Tunisia: la speranza di un popolo

Intervista di SIR Europa con l’Arcivescovo di Tunisi

Tunisi – “Bisogna essere ottimisti. Non si deve avere paura”. Mons. Maroun Lahham, Arcivescovo di Tunisi, dice di credere in un futuro migliore per il suo Paese e di sperare che le prossime elezioni a fine estate possano finalmente portare la democrazia in Tunisia. Maria Chiara Biagioni lo ha intervistato per SIR Europa anche sugli sbarchi a Lampedusa e sulla situazione economica nel Paese.

 
Come Arcivescovo di Tunisi, che impressione le fanno gli sbarchi a Lampedusa?
“In Libia oggi si sta morendo e poi c’è una chiara ed esplicita volontà politica di Gheddafi che ha minacciato l’Europa di rispondere alla guerra con un via libera in massa di immigrati.

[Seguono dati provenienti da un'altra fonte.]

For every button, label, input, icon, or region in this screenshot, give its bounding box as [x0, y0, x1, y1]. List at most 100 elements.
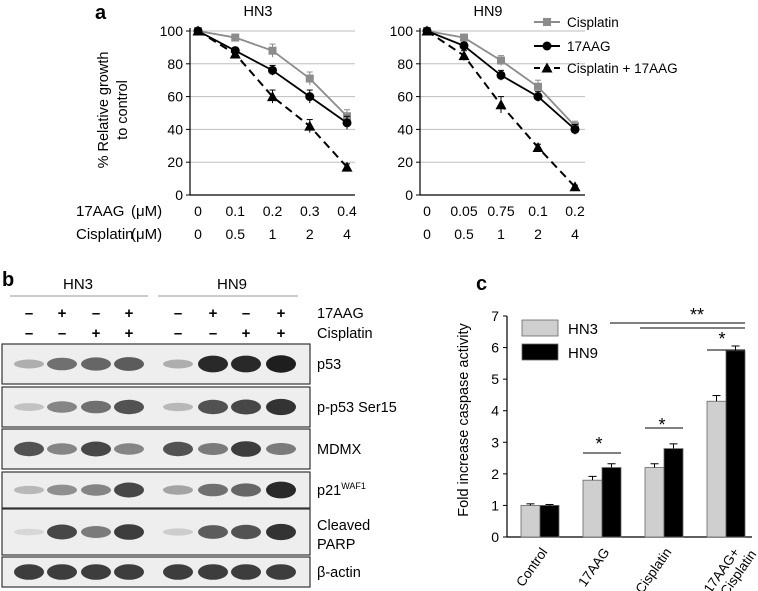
blot-band	[163, 564, 193, 580]
blot-label: p-p53 Ser15	[317, 400, 397, 416]
blot-band	[114, 443, 144, 455]
blot-band	[14, 403, 44, 411]
data-point	[497, 56, 505, 65]
x-tick-label-cisplatin: 0.5	[226, 226, 246, 242]
blot-band	[81, 484, 111, 496]
blot-band	[47, 401, 77, 413]
category-label: Control	[513, 545, 550, 589]
x-tick-label-cisplatin: 2	[306, 226, 314, 242]
legend-marker	[543, 18, 551, 26]
blot-band	[114, 399, 144, 415]
bar	[663, 448, 684, 538]
blot-band	[114, 564, 144, 580]
blot-band	[14, 441, 44, 457]
data-point	[305, 92, 315, 102]
blot-band	[198, 355, 228, 373]
blot-band	[231, 399, 261, 415]
legend-label: Cisplatin	[567, 15, 619, 30]
data-point	[495, 99, 507, 110]
y-tick-label: 7	[491, 308, 499, 324]
group-label-hn3: HN3	[63, 276, 93, 293]
x-tick-label-cisplatin: 1	[497, 226, 505, 242]
x-tick-label-17aag: 0.3	[300, 203, 320, 219]
legend-label: HN9	[568, 345, 598, 362]
y-tick-label: 2	[491, 466, 499, 482]
blot-band	[14, 359, 44, 369]
blot-band	[47, 484, 77, 496]
panel-b-western-blots: HN3 HN9 – + – + – + – +17AAG – – + + – – + + Cisplatin p53 p…	[1, 276, 397, 588]
significance-star: **	[690, 305, 704, 325]
treatment-sign: –	[242, 305, 250, 322]
blot-band	[163, 528, 193, 536]
x-tick-label-cisplatin: 2	[534, 226, 542, 242]
y-tick-label: 40	[167, 121, 183, 137]
y-tick-label: 0	[405, 187, 413, 203]
blot-band	[47, 443, 77, 455]
y-tick-label: 60	[397, 89, 413, 105]
x-tick-label-cisplatin: 4	[343, 226, 351, 242]
x-tick-label-17aag: 0.75	[487, 203, 514, 219]
treatment-sign: –	[174, 325, 182, 342]
y-tick-label: 80	[397, 56, 413, 72]
panel-a-line-charts: HN3020406080100000.10.50.210.320.44HN902…	[160, 4, 585, 242]
data-point	[460, 33, 468, 42]
y-tick-label: 6	[491, 340, 499, 356]
panel-b-letter: b	[2, 269, 14, 291]
blot-band	[231, 483, 261, 497]
legend-label: Cisplatin + 17AAG	[567, 61, 678, 76]
y-tick-label: 40	[397, 121, 413, 137]
blot-band	[231, 564, 261, 580]
blot-band	[231, 355, 261, 373]
data-point	[342, 118, 352, 128]
blot-band	[198, 564, 228, 580]
panel-a-ylabel-line1: % Relative growth	[96, 52, 112, 169]
x-tick-label-cisplatin: 4	[571, 226, 579, 242]
y-tick-label: 0	[491, 529, 499, 545]
row-unit-cisplatin: (μM)	[131, 226, 162, 243]
data-point	[534, 82, 542, 91]
panel-a-legend: Cisplatin 17AAG Cisplatin + 17AAG	[534, 15, 678, 76]
bar	[706, 400, 727, 538]
x-tick-label-17aag: 0.1	[226, 203, 246, 219]
blot-band	[231, 441, 261, 457]
blot-band	[81, 564, 111, 580]
panel-c-bar-chart: 0 1 2 3 4 5 6 7 Control 17AAG Cisplatin 17AAG+Cispl…	[491, 305, 758, 591]
chart-title: HN3	[243, 4, 272, 20]
blot-band	[14, 528, 44, 536]
significance-star: *	[718, 329, 725, 349]
row-unit-17aag: (μM)	[131, 203, 162, 220]
data-point	[192, 25, 204, 36]
y-tick-label: 1	[491, 497, 499, 513]
blot-band	[163, 402, 193, 412]
group-label-hn9: HN9	[217, 276, 247, 293]
x-tick-label-cisplatin: 1	[269, 226, 277, 242]
blot-band	[114, 524, 144, 540]
treatment-sign: –	[174, 305, 182, 322]
treatment-sign: +	[92, 325, 101, 342]
x-tick-label-17aag: 0	[194, 203, 202, 219]
data-point	[532, 141, 544, 152]
treatment-sign: –	[209, 325, 217, 342]
y-tick-label: 80	[167, 56, 183, 72]
blot-band	[266, 481, 296, 499]
treatment-sign: +	[125, 325, 134, 342]
x-tick-label-cisplatin: 0	[194, 226, 202, 242]
bar	[644, 467, 665, 538]
blot-band	[266, 523, 296, 541]
bar	[582, 479, 603, 538]
panel-c-letter: c	[476, 273, 487, 295]
x-tick-label-17aag: 0.4	[337, 203, 357, 219]
blot-band	[114, 482, 144, 498]
data-point	[231, 33, 240, 42]
blot-label: β-actin	[317, 565, 361, 581]
treatment-sign: –	[25, 305, 33, 322]
blot-band	[198, 399, 228, 415]
blot-band	[266, 398, 296, 416]
significance-star: *	[658, 415, 665, 435]
blot-band	[47, 524, 77, 540]
x-tick-label-17aag: 0.2	[263, 203, 283, 219]
legend-marker	[542, 41, 552, 51]
treatment-sign: +	[277, 325, 286, 342]
y-tick-label: 3	[491, 434, 499, 450]
bar	[539, 505, 560, 538]
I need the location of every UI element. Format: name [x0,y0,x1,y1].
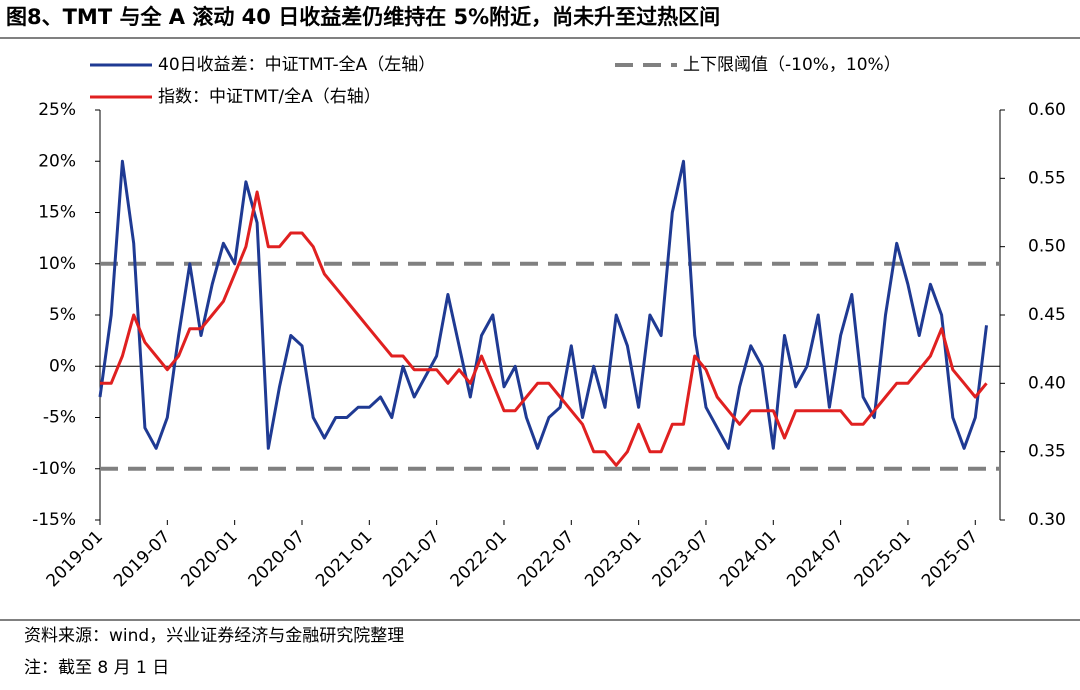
x-tick-label: 2019-07 [110,527,174,591]
y-tick-label: 20% [38,151,76,171]
x-tick-label: 2021-07 [379,527,443,591]
legend-label: 指数：中证TMT/全A（右轴） [158,87,381,107]
x-tick-label: 2025-07 [918,527,982,591]
y-tick-label: 10% [38,254,76,274]
y-tick-label: -5% [43,408,76,428]
x-tick-label: 2024-01 [716,527,780,591]
y2-tick-label: 0.60 [1028,100,1066,120]
x-tick-label: 2022-01 [447,527,511,591]
x-tick-label: 2023-07 [649,527,713,591]
legend-label: 上下限阈值（-10%，10%） [683,55,901,75]
y2-tick-label: 0.50 [1028,237,1066,257]
y-tick-label: -15% [32,510,76,530]
y2-tick-label: 0.40 [1028,373,1066,393]
y-tick-label: 15% [38,203,76,223]
source: 资料来源：wind，兴业证券经济与金融研究院整理 [24,626,404,646]
y2-tick-label: 0.45 [1028,305,1066,325]
x-tick-label: 2023-01 [581,527,645,591]
note: 注：截至 8 月 1 日 [24,658,169,678]
x-tick-label: 2024-07 [783,527,847,591]
series-line [98,159,988,450]
legend-label: 40日收益差：中证TMT-全A（左轴） [158,55,435,75]
x-tick-label: 2020-07 [245,527,309,591]
y-tick-label: 0% [49,356,76,376]
y2-tick-label: 0.30 [1028,510,1066,530]
x-tick-label: 2025-01 [851,527,915,591]
x-tick-label: 2021-01 [312,527,376,591]
y-tick-label: 25% [38,100,76,120]
x-tick-label: 2019-01 [43,527,107,591]
y2-tick-label: 0.55 [1028,168,1066,188]
y2-tick-label: 0.35 [1028,442,1066,462]
series-line [100,190,988,467]
y-tick-label: -10% [32,459,76,479]
y-tick-label: 5% [49,305,76,325]
x-tick-label: 2020-01 [177,527,241,591]
chart-title: 图8、TMT 与全 A 滚动 40 日收益差仍维持在 5%附近，尚未升至过热区间 [6,5,720,29]
x-tick-label: 2022-07 [514,527,578,591]
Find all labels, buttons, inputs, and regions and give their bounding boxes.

In Tunisia ovviamente non c’è stata questa volontà politica perversa. I giovani tunisini e i maghrebini, in generale, hanno alimentato per tanti anni il sogno di venire in Italia, in Francia o in Germania. Ultimamente dopo la rivoluzione, oltre alla disoccupazione che già profondamente colpiva la popolazione, si è aggiunto il drastico calo del turismo che occupava mezzo milione di giovani. Insomma, oggi ci troviamo con mezzo milione di giovani senza lavoro. Mezzo milione di giovani vuol dire mezzo milione di famiglie e mezzo milione di famiglie sono almeno 2 milioni di persone. E cioè il 30% della popolazione tunisina. E allora i giovani che si sono ritrovati a vivere in questa situazione, fuggono. La frontiera è meno sorvegliata perché le forze dell’ordine si sono concentrate nelle città. E forse anche nelle autorità tunisine non c’è una volontà politica per porre fine a questa situazione in quanto sono piuttosto preoccupate dall’economia che non riparte e dal turismo che si è completamente fermato”.
In Europa si dice che in Tunisia la situazione economica non è così drammatica da giustificare tutta questa fuga? Lei cosa ha da dire?

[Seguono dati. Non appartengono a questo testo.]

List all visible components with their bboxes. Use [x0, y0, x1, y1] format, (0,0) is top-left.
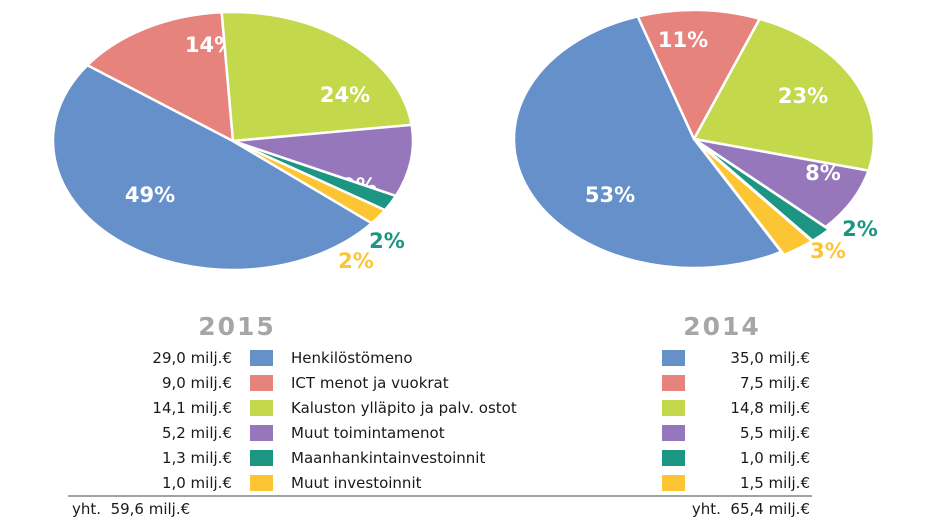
legend-amount-2015: 9,0 milj.€ [162, 374, 232, 392]
legend-amount-2014: 5,5 milj.€ [740, 424, 810, 442]
legend-swatch-2014 [662, 400, 685, 416]
legend-amount-2015: 5,2 milj.€ [162, 424, 232, 442]
pie-slice-2015-1 [51, 63, 373, 272]
slice-label-2015-1: 49% [125, 183, 175, 207]
legend-amount-2014: 14,8 milj.€ [730, 399, 810, 417]
legend-category-label: Henkilöstömeno [291, 349, 413, 367]
pie-slice-2014-2 [636, 8, 761, 141]
legend-swatch-2014 [662, 475, 685, 491]
legend-swatch-2015 [250, 475, 273, 491]
legend-swatch-2015 [250, 375, 273, 391]
slice-label-2014-1: 53% [585, 183, 635, 207]
legend-amount-2014: 35,0 milj.€ [730, 349, 810, 367]
pie-chart-2014: 53% 11% 23% 8% 2%3% [512, 8, 878, 270]
slice-label-2014-3: 23% [778, 84, 828, 108]
pie-slice-2015-3 [220, 10, 413, 143]
pie-slice-2015-2 [86, 11, 235, 143]
legend-category-label: ICT menot ja vuokrat [291, 374, 449, 392]
slice-label-2014-6: 3% [810, 239, 846, 263]
year-2014-heading: 2014 [683, 312, 761, 341]
legend-category-label: Kaluston ylläpito ja palv. ostot [291, 399, 517, 417]
legend-swatch-2015 [250, 400, 273, 416]
legend-amount-2014: 7,5 milj.€ [740, 374, 810, 392]
legend-swatch-2014 [662, 450, 685, 466]
legend-amount-2015: 29,0 milj.€ [152, 349, 232, 367]
pie-slice-2014-3 [692, 17, 876, 172]
legend-category-label: Maanhankintainvestoinnit [291, 449, 485, 467]
slice-label-2015-5: 2% [369, 229, 405, 253]
slice-label-2014-4: 8% [805, 161, 841, 185]
legend-table: 29,0 milj.€ Henkilöstömeno 35,0 milj.€ 9,0 … [152, 349, 810, 492]
legend-swatch-2014 [662, 350, 685, 366]
legend-swatch-2015 [250, 450, 273, 466]
year-2015-heading: 2015 [198, 312, 276, 341]
legend-swatch-2015 [250, 350, 273, 366]
slice-label-2014-5: 2% [842, 217, 878, 241]
legend-swatch-2015 [250, 425, 273, 441]
pie-slice-2014-1 [512, 15, 783, 270]
slice-label-2015-6: 2% [338, 249, 374, 273]
legend-amount-2015: 1,3 milj.€ [162, 449, 232, 467]
legend-swatch-2014 [662, 375, 685, 391]
pie-slice-2014-4 [692, 137, 870, 229]
total-2015: yht. 59,6 milj.€ [72, 500, 190, 518]
legend-swatch-2014 [662, 425, 685, 441]
legend-category-label: Muut toimintamenot [291, 424, 445, 442]
pie-slice-2015-6 [231, 139, 387, 225]
pie-slice-2015-4 [231, 123, 415, 198]
legend-amount-2015: 1,0 milj.€ [162, 474, 232, 492]
slice-label-2014-2: 11% [658, 28, 708, 52]
slice-label-2015-3: 24% [320, 83, 370, 107]
total-2014: yht. 65,4 milj.€ [692, 500, 810, 518]
legend-amount-2014: 1,0 milj.€ [740, 449, 810, 467]
pie-chart-2015: 49%14%24%9%2%2% [51, 10, 415, 273]
legend-amount-2015: 14,1 milj.€ [152, 399, 232, 417]
legend-category-label: Muut investoinnit [291, 474, 422, 492]
legend-amount-2014: 1,5 milj.€ [740, 474, 810, 492]
pie-slice-2014-6 [695, 140, 814, 257]
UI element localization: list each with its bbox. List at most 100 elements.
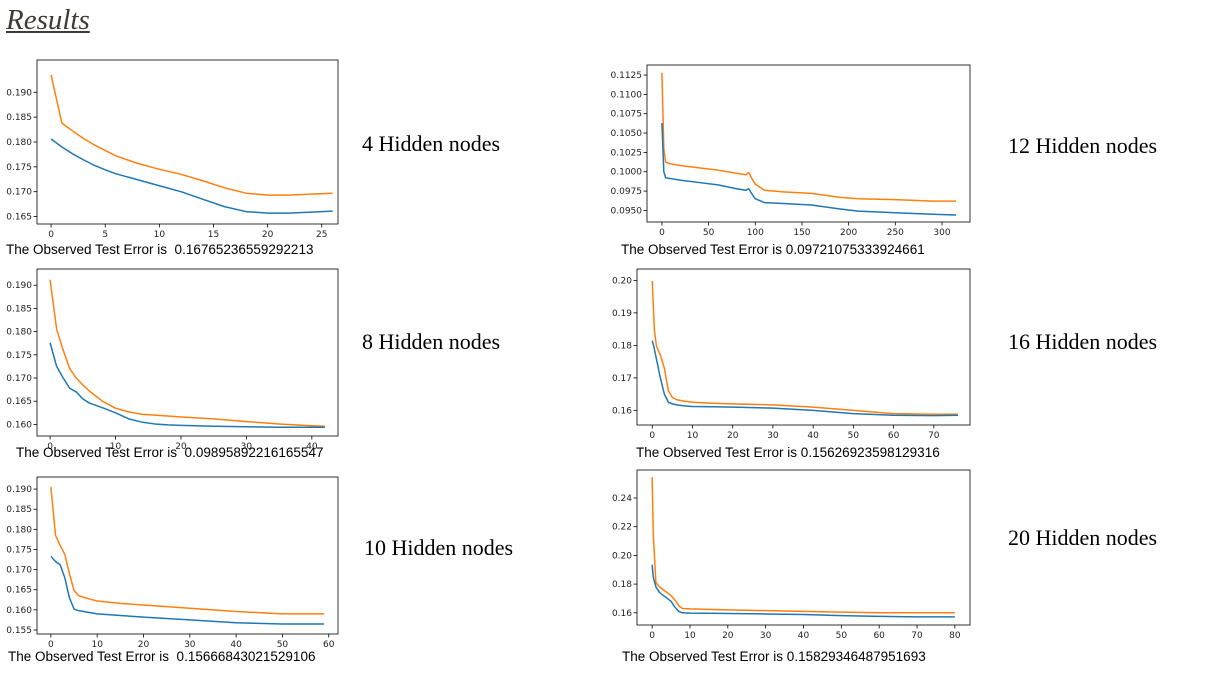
x-tick-label: 30 — [760, 631, 772, 641]
x-tick-label: 150 — [793, 228, 810, 238]
x-tick-label: 250 — [887, 228, 904, 238]
y-tick-label: 0.165 — [6, 397, 32, 407]
node-label-12: 12 Hidden nodes — [1008, 133, 1158, 158]
x-tick-label: 10 — [687, 431, 699, 441]
test-error-caption-20: The Observed Test Error is 0.15829346487… — [622, 649, 926, 664]
x-tick-label: 50 — [703, 228, 715, 238]
test-error-caption-4: The Observed Test Error is 0.16765236559… — [6, 242, 314, 257]
x-tick-label: 40 — [230, 640, 242, 650]
x-tick-label: 300 — [933, 228, 950, 238]
test-error-caption-8: The Observed Test Error is 0.09895892216… — [16, 445, 324, 460]
node-label-8: 8 Hidden nodes — [362, 329, 501, 354]
y-tick-label: 0.0975 — [611, 187, 643, 197]
x-tick-label: 0 — [649, 631, 655, 641]
y-tick-label: 0.175 — [6, 351, 32, 361]
node-label-16: 16 Hidden nodes — [1008, 329, 1158, 354]
x-tick-label: 70 — [928, 431, 940, 441]
y-tick-label: 0.19 — [612, 309, 632, 319]
node-label-10: 10 Hidden nodes — [364, 535, 514, 560]
x-tick-label: 20 — [175, 442, 187, 452]
x-tick-label: 50 — [848, 431, 860, 441]
x-tick-label: 60 — [888, 431, 900, 441]
y-tick-label: 0.0950 — [611, 206, 643, 216]
y-tick-label: 0.190 — [6, 485, 32, 495]
y-tick-label: 0.180 — [6, 525, 32, 535]
y-tick-label: 0.190 — [6, 281, 32, 291]
node-label-20: 20 Hidden nodes — [1008, 525, 1158, 550]
chart-16-hidden-nodes: 0 10 20 30 40 50 60 70 0.16 0.17 0.18 0.19 0.20 — [612, 268, 971, 441]
x-tick-label: 0 — [48, 230, 54, 240]
x-tick-label: 30 — [184, 640, 196, 650]
series-line-0 — [651, 477, 955, 614]
x-tick-label: 0 — [659, 228, 665, 238]
y-tick-label: 0.180 — [6, 328, 32, 338]
y-tick-label: 0.20 — [612, 276, 632, 286]
chart-20-hidden-nodes: 0 10 20 30 40 50 60 70 80 0.16 0.18 0.20 0.22 0.24 — [612, 469, 971, 641]
y-tick-label: 0.1100 — [611, 90, 643, 100]
y-tick-label: 0.16 — [612, 609, 632, 619]
y-tick-label: 0.20 — [612, 551, 632, 561]
x-tick-label: 20 — [722, 631, 734, 641]
y-tick-label: 0.190 — [6, 88, 32, 98]
y-tick-label: 0.175 — [6, 545, 32, 555]
y-tick-label: 0.170 — [6, 374, 32, 384]
x-tick-label: 30 — [241, 442, 253, 452]
x-tick-label: 80 — [949, 631, 961, 641]
y-tick-label: 0.170 — [6, 566, 32, 576]
y-tick-label: 0.185 — [6, 505, 32, 515]
y-tick-label: 0.18 — [612, 580, 632, 590]
series-line-1 — [651, 340, 958, 417]
y-tick-label: 0.1075 — [611, 110, 643, 120]
test-error-caption-10: The Observed Test Error is 0.15666843021… — [8, 649, 316, 664]
plot-frame — [36, 476, 339, 635]
x-tick-label: 40 — [798, 631, 810, 641]
x-tick-label: 15 — [208, 230, 219, 240]
x-tick-label: 0 — [48, 640, 54, 650]
x-tick-label: 50 — [277, 640, 289, 650]
x-tick-label: 10 — [110, 442, 122, 452]
page-title: Results — [6, 4, 90, 36]
y-tick-label: 0.17 — [612, 374, 632, 384]
x-tick-label: 0 — [47, 442, 53, 452]
x-tick-label: 20 — [727, 431, 739, 441]
y-tick-label: 0.165 — [6, 586, 32, 596]
y-tick-label: 0.1050 — [611, 129, 643, 139]
series-line-0 — [651, 280, 958, 416]
x-tick-label: 25 — [316, 230, 327, 240]
x-tick-label: 5 — [102, 230, 108, 240]
series-line-1 — [49, 342, 325, 428]
series-line-1 — [651, 564, 955, 618]
plot-frame — [636, 469, 971, 626]
y-tick-label: 0.16 — [612, 406, 632, 416]
y-tick-label: 0.22 — [612, 523, 632, 533]
series-line-0 — [50, 74, 333, 196]
y-tick-label: 0.175 — [6, 163, 32, 173]
test-error-caption-12: The Observed Test Error is 0.09721075333… — [621, 242, 925, 257]
y-tick-label: 0.160 — [6, 606, 32, 616]
series-line-0 — [50, 486, 325, 615]
test-error-caption-16: The Observed Test Error is 0.15626923598… — [636, 445, 940, 460]
series-line-1 — [50, 555, 325, 625]
x-tick-label: 10 — [91, 640, 103, 650]
chart-8-hidden-nodes: 0 10 20 30 40 0.160 0.165 0.170 0.175 0.180 0.185 0… — [6, 268, 339, 452]
y-tick-label: 0.18 — [612, 341, 632, 351]
y-tick-label: 0.24 — [612, 494, 632, 504]
y-tick-label: 0.1025 — [611, 148, 643, 158]
chart-10-hidden-nodes: 0 10 20 30 40 50 60 0.155 0.160 0.165 0.170 0.175 0.… — [6, 476, 339, 650]
series-line-0 — [49, 279, 325, 428]
y-tick-label: 0.170 — [6, 188, 32, 198]
y-tick-label: 0.1000 — [611, 168, 643, 178]
node-label-4: 4 Hidden nodes — [362, 131, 501, 156]
y-tick-label: 0.185 — [6, 113, 32, 123]
y-tick-label: 0.180 — [6, 138, 32, 148]
x-tick-label: 70 — [911, 631, 923, 641]
plot-frame — [36, 268, 339, 437]
x-tick-label: 40 — [306, 442, 318, 452]
chart-4-hidden-nodes: 0 5 10 15 20 25 0.165 0.170 0.175 0.180 0.185 0.190 — [6, 59, 339, 240]
x-tick-label: 10 — [154, 230, 166, 240]
y-tick-label: 0.185 — [6, 304, 32, 314]
x-tick-label: 60 — [323, 640, 335, 650]
series-line-1 — [661, 122, 957, 216]
x-tick-label: 30 — [767, 431, 779, 441]
plot-frame — [36, 59, 339, 225]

“Non è drammatica dal punto di vista della sicurezza, ma dal punto di vista economico sì. L’economia è al collasso. Il turismo è al collasso. Forse è difficile capire cosa significa il turismo per la Tunisia. Il Paese, con 10 milioni di abitanti, aveva 7 milioni di turisti l’anno. Si pensi a quante persone lavoravano negli alberghi, nei ristoranti, nei villaggi turistici. Tutto un mondo ruotava e viveva attorno al turismo. La situazione quindi da questo punto di vista è drammatica. Certo, nessuno muore di fame. Ma morire di fame è una cosa, la speranza di vivere una vita dignitosa è un diritto. Non è mia competenza analizzare la questione dal punto di vista giuridico o politico. Da pastore però ho a cuore il punto di vista umano di questa situazione. Per me questi giovani che lasciano la Tunisia, sono figli di Dio. È gente che cerca un lavoro. Non sono delinquenti, mafiosi, terroristi, non sono integralisti”.
E in Tunisia come si vivono gli sbarchi a Lampedusa?
“A questo proposito, voglio dire una cosa. Da quando è scoppiata la guerra in Libia, i tunisini hanno accolto 250.000 libici o immigrati africani che erano in Libia e sono dovuti scappare dal Paese perché è in guerra. E la Tunisia li ha accolti, ha dato loro da mangiare per tre/quattro mesi. Questo fa parte dell’ospitalità araba”.
Vuol dire che l’Italia non è stata altrettanto generosa?
“Se è per questo allora non lo è stata neanche la Francia, ma questa è l’opinione di un pastore della Chiesa, non di un politico o di un giurista”.
Perché si ha paura?
“Credo che se fossero stati polacchi, forse non ci sarebbero state queste reazioni. Forse è anche l’appartenenza all’Islam che mette paura”.
Ha un appello per l’Europa?
“L’Europa si salva finché è fedele alle sue origini e le origini dell’Europa sono cristiane. Uno dei valori cristiani più forti è la condivisione, la solidarietà. Apritevi allora al fratello che si trova in difficoltà anche se diverso”.
In che cosa spera oggi per la Tunisia?
“Che il Paese sia il pioniere di un regime democratico in tutto il mondo arabo musulmano. La mia speranza è che la Tunisia riesca – inshallah – ad avviarsi verso elezioni democratiche che permettano la nascita di un regime democratico, che riesca ad affrontare la sfida di promuovere un Islam moderato capace di convivere in uno Stato democratico. È una speranza nella quale credo”.